During the third quarter, malicious activities led to over $750 million in losses related to crypto hacks and scams, surging the total losses of the year past $1.9 billion, as reported in CertiK’s quarterly Hack3d security analysis.
The report highlights that these losses stemmed from 155 separate incidents, reflecting a 9.5% increase in stolen funds compared to the previous quarter, despite having 27 fewer incidents overall.
Noteworthy events accounted for a significant portion of these losses, including a $238 million phishing attack targeting a prominent Bitcoin holder and a $231 million breach at the Indian exchange, WazirX. Additionally, a single investor suffered a $55.4 million loss due to a phishing scam.
Approximately $30.9 million was recouped across nine incidents, adjusting the net losses for the quarter to around $722 million.
Rising Threats: The Phishing Epidemic
Phishing attacks emerged as the foremost technique employed by malicious actors in Q3, leading to substantial losses.
- Phishing attacks resulted in losses exceeding $343 million across 65 cases.
- These scams often involve impersonating trusted entities to trick victims into revealing sensitive information such as passwords.
Private key compromises ranked as the second most significant threat, with over $324 million lost in 10 incidents. Attackers in these situations gain control of private keys, allowing unauthorized transactions.
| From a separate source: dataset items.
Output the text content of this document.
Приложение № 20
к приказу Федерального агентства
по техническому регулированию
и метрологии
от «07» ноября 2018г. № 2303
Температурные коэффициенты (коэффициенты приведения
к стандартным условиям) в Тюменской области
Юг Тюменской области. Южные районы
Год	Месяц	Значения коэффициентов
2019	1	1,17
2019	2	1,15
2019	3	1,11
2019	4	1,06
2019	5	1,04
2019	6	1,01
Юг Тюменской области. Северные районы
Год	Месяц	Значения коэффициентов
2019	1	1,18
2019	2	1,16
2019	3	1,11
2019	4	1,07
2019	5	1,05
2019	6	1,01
Other significant vulnerabilities included code flaws, reentrancy bugs, price manipulation techniques, and scams related to fundraising.
Ethereum Takes the Hit
Among blockchain networks, Ethereum experienced the highest number of breaches, with 86 incidents resulting in losses over $387 million. This was followed by Bitcoin, which saw $238 million stolen in a single phishing incident.
CertiK noted that the prevalence of attacks on these leading networks is due to their high transaction volumes, extensive user base, and total value locked (TVL).
Multi-chain platforms also experienced substantial losses, totaling around $90 million, while other networks like Binance Smart Chain (BSC), Cosmos, Scroll, Solana, Base, and Optimism faced the remaining incidents.